Fall and the crescent moon

At least 8 inches of snow last night. Still snowing. Most often when it snows here the snow comes straight down like rain. Very different from most of the snow falls I saw in Minnesota where driving winds sent the white stuff angling toward the ground. We’ve been plowed already once, before 4 am.

Between eight and twelve inches predicted. We were in the sweet spot of the forecast and it seems to be coming true. Pushing the snow off the back deck was difficult. Wet, heavy.

Told Kate yesterday I now think of winter as the time of bad delivery. No paper this morning, for example. Mail and newspaper become episodic, rather than sort of regular. We’re rural delivery plus mountain roads plus an area that gets more than its share of snow. Combination makes things hard.

The 2018 Rav4, Ruby as Kate calls her, is still in the shop, waiting on a new gate. Gate is the collision repair world term for the hydraulic lift door in the back. That means I have the behemoth still, the Infinity SUV that drives like an RV. And, of course, our 2011 Rav4, Ivory.

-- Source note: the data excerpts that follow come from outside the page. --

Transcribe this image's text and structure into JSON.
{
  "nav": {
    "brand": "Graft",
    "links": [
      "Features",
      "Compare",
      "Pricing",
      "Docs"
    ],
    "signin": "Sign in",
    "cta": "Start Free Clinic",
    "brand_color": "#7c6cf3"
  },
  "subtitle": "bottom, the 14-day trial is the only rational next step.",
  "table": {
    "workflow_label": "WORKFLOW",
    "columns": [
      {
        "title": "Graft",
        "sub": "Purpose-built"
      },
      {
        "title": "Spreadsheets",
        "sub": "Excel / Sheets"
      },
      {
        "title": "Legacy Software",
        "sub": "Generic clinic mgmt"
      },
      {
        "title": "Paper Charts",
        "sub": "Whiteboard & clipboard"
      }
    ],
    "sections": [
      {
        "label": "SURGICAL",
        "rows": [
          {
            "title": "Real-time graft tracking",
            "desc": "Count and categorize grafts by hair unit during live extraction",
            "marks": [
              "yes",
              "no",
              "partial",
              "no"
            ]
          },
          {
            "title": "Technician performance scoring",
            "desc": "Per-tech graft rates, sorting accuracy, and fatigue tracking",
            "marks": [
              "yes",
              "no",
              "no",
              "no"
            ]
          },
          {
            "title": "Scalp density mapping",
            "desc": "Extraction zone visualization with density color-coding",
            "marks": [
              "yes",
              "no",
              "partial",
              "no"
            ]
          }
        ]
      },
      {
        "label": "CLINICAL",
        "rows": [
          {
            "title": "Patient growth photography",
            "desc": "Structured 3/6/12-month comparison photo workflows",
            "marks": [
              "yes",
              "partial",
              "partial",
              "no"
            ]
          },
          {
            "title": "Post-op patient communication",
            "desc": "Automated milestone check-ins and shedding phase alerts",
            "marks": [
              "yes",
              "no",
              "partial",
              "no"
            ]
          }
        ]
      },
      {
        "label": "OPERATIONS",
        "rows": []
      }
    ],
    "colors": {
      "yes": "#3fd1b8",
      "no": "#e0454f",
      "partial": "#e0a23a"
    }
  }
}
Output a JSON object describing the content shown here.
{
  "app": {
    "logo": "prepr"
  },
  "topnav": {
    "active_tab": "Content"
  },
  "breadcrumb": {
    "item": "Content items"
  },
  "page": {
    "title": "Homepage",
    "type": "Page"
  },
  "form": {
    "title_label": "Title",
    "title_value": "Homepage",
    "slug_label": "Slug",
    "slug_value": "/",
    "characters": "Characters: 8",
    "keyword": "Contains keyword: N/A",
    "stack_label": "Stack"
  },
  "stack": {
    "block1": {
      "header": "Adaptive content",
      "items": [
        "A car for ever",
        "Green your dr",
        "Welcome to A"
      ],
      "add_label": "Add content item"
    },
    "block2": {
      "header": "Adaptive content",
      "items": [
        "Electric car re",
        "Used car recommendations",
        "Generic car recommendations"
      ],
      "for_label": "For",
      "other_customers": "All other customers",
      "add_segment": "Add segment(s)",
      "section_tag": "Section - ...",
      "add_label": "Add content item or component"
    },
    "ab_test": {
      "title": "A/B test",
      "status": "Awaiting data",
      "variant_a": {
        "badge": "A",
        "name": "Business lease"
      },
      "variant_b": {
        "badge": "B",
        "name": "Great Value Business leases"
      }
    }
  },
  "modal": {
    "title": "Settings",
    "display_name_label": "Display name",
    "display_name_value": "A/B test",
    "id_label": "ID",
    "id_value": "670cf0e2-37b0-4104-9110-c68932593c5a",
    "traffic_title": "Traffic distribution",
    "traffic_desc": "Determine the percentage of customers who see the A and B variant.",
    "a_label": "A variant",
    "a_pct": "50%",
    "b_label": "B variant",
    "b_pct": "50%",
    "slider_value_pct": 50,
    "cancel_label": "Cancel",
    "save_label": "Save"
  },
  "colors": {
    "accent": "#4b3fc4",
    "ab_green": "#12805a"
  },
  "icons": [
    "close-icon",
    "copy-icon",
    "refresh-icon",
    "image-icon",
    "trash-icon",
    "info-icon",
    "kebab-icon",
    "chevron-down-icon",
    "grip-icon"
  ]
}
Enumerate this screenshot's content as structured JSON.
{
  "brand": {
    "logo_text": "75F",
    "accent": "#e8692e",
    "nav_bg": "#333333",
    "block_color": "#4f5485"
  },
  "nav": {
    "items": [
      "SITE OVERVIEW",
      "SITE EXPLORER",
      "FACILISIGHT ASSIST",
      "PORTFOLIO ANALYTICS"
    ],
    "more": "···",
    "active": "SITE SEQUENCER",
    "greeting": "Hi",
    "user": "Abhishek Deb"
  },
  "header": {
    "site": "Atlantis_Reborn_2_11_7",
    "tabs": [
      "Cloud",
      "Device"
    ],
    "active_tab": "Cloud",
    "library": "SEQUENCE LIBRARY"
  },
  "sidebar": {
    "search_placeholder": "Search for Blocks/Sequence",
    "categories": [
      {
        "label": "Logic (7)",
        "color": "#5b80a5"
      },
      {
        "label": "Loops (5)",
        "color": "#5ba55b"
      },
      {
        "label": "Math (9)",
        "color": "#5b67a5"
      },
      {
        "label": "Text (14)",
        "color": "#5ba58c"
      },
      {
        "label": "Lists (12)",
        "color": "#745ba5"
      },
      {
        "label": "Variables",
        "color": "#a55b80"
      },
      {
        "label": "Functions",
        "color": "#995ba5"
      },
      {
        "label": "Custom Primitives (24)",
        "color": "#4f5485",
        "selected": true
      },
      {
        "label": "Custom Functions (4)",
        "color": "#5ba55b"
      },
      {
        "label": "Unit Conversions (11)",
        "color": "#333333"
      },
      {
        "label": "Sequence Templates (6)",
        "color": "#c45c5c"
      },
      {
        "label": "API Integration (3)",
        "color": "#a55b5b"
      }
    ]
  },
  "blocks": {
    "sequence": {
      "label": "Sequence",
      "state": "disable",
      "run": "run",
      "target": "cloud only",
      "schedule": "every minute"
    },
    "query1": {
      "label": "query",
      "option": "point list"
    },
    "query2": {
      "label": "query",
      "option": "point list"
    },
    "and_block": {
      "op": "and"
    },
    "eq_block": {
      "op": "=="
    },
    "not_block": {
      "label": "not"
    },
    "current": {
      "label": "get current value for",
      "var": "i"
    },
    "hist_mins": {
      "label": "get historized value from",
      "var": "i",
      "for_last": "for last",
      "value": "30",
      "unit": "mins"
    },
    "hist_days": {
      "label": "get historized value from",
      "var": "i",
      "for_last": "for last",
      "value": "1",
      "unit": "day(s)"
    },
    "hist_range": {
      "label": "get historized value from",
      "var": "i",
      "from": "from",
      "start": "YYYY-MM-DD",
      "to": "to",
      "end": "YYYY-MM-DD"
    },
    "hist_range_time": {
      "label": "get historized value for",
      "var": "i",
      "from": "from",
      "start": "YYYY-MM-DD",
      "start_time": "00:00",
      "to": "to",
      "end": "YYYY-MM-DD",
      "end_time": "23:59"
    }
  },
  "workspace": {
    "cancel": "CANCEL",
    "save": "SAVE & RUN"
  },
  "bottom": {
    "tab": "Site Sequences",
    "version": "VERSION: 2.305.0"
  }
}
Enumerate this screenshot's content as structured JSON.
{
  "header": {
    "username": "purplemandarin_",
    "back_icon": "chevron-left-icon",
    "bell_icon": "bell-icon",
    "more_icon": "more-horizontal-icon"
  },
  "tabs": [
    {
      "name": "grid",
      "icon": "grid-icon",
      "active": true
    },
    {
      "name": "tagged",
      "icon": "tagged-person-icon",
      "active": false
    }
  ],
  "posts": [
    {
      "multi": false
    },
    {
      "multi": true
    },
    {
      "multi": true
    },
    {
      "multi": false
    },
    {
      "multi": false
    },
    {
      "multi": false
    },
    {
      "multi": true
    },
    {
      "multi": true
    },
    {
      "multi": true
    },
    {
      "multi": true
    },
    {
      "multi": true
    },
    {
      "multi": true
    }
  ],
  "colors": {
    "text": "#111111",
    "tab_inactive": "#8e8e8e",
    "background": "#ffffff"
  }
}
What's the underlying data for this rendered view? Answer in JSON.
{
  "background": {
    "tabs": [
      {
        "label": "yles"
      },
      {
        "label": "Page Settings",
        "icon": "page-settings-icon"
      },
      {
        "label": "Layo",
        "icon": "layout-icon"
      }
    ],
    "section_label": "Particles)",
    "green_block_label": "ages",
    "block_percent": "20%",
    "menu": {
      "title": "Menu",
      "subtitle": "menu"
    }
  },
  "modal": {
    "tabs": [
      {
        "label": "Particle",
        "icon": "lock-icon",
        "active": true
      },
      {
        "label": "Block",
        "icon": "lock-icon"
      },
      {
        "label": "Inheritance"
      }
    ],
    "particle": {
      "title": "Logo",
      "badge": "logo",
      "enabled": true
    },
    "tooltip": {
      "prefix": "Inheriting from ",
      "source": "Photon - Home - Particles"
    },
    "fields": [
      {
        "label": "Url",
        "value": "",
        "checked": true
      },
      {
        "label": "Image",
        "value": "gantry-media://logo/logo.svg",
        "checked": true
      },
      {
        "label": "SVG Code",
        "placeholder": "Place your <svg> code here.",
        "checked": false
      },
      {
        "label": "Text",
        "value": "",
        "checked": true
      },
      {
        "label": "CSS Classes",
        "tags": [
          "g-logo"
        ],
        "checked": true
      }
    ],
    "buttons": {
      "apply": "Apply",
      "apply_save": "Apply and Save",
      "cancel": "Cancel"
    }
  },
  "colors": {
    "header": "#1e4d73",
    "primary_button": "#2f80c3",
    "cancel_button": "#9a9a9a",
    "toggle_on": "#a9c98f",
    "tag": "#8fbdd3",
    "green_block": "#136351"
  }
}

Neither have snow tires and I’ve got a couple of meetings in Evergreen this morning. Not gonna take the behemoth. Another insurance claim is not needed.

Something knocked out the DSL connection, so I’m writing this in Word. I’ll paste it into Ancientrails when the (just checked and it’s back already) OK, then.

Tried to get some more mitigation work in with the chainsaw, but no joy there. The chain is stuck and I don’t know why. It will have to go to Chainsaw Bob if I can stand being there again. Toxic masculinity with no irony, no equivocation. But, a great knowledge of chainsaws, especially Jonsereds. Not going in today at any rate. Trees covered in snow.

My limbing ax and I did some work, but not a lot. This lupron makes me tire easily. Annoying, but when working with equipment that can maim or even kill you, it’s best to be cautious.

Today is Joe’s 38th birthday. Wow. He’s five years older than I was when I met his plane in December of 1981. As children get older, the relationship with them changes. They change, grow, work, have lives. As do you. But, when you see them, you remember that day when they went out trick or treating in the Halloween blizzard of 1991. Or, see them poised at the t-ball stand ready to kickoff a stampede for the ball. Flying down the hill in ski race. Watching their bride come down the aisle. Still my boy. Also a man. Also a husband. Also a dog friend. Also a warrior.

Still the best thing I did in my life. Go, Joe. (Kate’s right there, too.)

This time the lights went out. Snow’s hard on the IREA lines that run up and down mountains. The internet’s down again, too. I’ll post this when it comes back up.

And, here we go. About an hour later.